Sherlock’s account of Goodlord’s response during COVID made that point especially well. “I was really proud and aged by about 30 years to be the only supplier to keep our rent protection product switched on through the entirety of the pandemic for new business and renewal. It’s no good selling umbrellas when the sun’s shining.”

Trust is built when conditions deteriorate, and a company still stands behind its promises.“That’s a legacy, that’s trust, that’s belief in what you’re doing.”

Just as important was the way he described renters themselves; even while criticizing policy outcomes, he maintained a more balanced view of human behavior and responsibility. 

“Most people are good people.

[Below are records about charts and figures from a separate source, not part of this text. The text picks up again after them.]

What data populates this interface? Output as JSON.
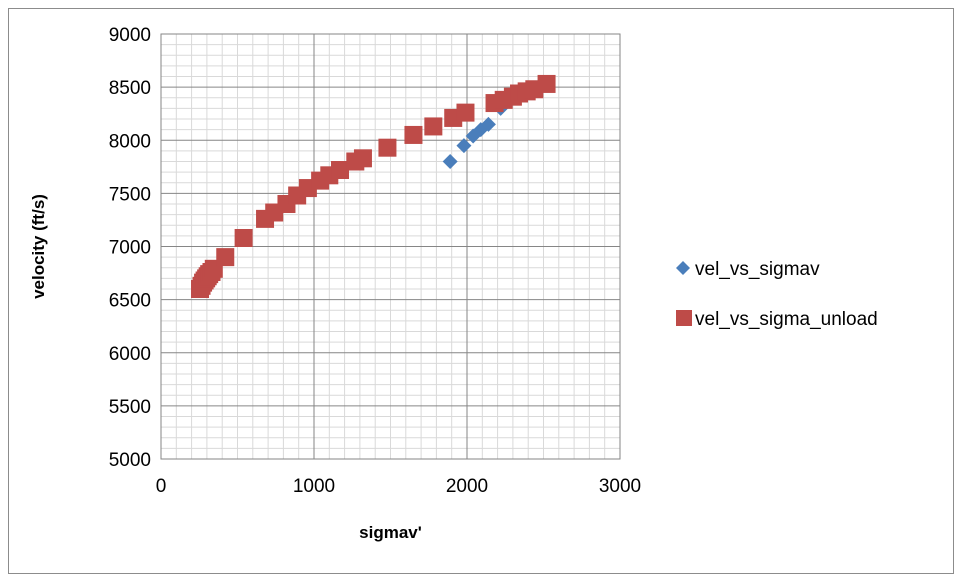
{
  "chart_data": {
    "type": "scatter",
    "title": "",
    "xlabel": "sigmav'",
    "ylabel": "velocity (ft/s)",
    "xlim": [
      0,
      3000
    ],
    "ylim": [
      5000,
      9000
    ],
    "x_ticks": [
      "0",
      "1000",
      "2000",
      "3000"
    ],
    "y_ticks": [
      "5000",
      "5500",
      "6000",
      "6500",
      "7000",
      "7500",
      "8000",
      "8500",
      "9000"
    ],
    "grid": "major and minor",
    "legend_position": "right",
    "series": [
      {
        "name": "vel_vs_sigmav",
        "marker": "diamond",
        "color": "#4a7ebb",
        "points": [
          [
            1890,
            7800
          ],
          [
            1980,
            7950
          ],
          [
            2040,
            8040
          ],
          [
            2090,
            8100
          ],
          [
            2140,
            8150
          ],
          [
            2220,
            8300
          ]
        ]
      },
      {
        "name": "vel_vs_sigma_unload",
        "marker": "square",
        "color": "#be4b48",
        "points": [
          [
            255,
            6600
          ],
          [
            265,
            6630
          ],
          [
            275,
            6660
          ],
          [
            285,
            6680
          ],
          [
            295,
            6700
          ],
          [
            305,
            6720
          ],
          [
            315,
            6740
          ],
          [
            330,
            6760
          ],
          [
            345,
            6790
          ],
          [
            420,
            6900
          ],
          [
            540,
            7080
          ],
          [
            680,
            7260
          ],
          [
            740,
            7320
          ],
          [
            820,
            7400
          ],
          [
            890,
            7480
          ],
          [
            960,
            7550
          ],
          [
            1040,
            7620
          ],
          [
            1100,
            7670
          ],
          [
            1170,
            7720
          ],
          [
            1270,
            7800
          ],
          [
            1320,
            7830
          ],
          [
            1480,
            7930
          ],
          [
            1650,
            8050
          ],
          [
            1780,
            8130
          ],
          [
            1910,
            8210
          ],
          [
            1990,
            8260
          ],
          [
            2180,
            8350
          ],
          [
            2240,
            8380
          ],
          [
            2300,
            8410
          ],
          [
            2340,
            8440
          ],
          [
            2390,
            8460
          ],
          [
            2440,
            8480
          ],
          [
            2520,
            8530
          ]
        ]
      }
    ]
  }
}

Most landlords, most agents are good people.” Goodlord’s own experience reinforced that belief. Sherlock said that when renters fall behind on payments, the company is often able to step in, mediate, and help resolve the issue before it escalates. In nearly half of those cases, Goodlord is able to help get the renter back on track. His conclusion was instructive: “We are not looking for one party to always win. We’re trying to cater to all three.”

That is the nuanced standard the industry (both supplier partners and operators) needs to increasingly hold itself to: Not renter-only rhetoric that ignores owner economics. Not owner-only optimization that treats the resident experience as a cosmetic layer. A genuine ecosystem strategy where everyone can, and does win. 

The future belongs to a different operating model

This conversation brought the industry’s next operating challenge into sharper focus. The pressure building in the UK may be arriving through different channels, but the underlying challenge feels familiar: multifamily is being pushed toward a new operating model.

That is exactly why this discussion mattered at Forum. The people in that room were there to rethink operations around AI, centralization, and the human experience in housing. They were there because the old 1:100 model is no longer enough for the complexity the industry is now carrying.

The companies that respond best will redesign work around more specialized teams, cleaner handoffs across the renter journey, and smarter use of AI to strengthen consistency, speed, and service.

That shift is an ecosystem shift, where better outcomes compound for renters, onsite and centralized teams, and the operators trying to deliver both growth and resilience. At a moment when so much of the world is framed around competing interests, the more ambitious path is to build a model where everyone can win.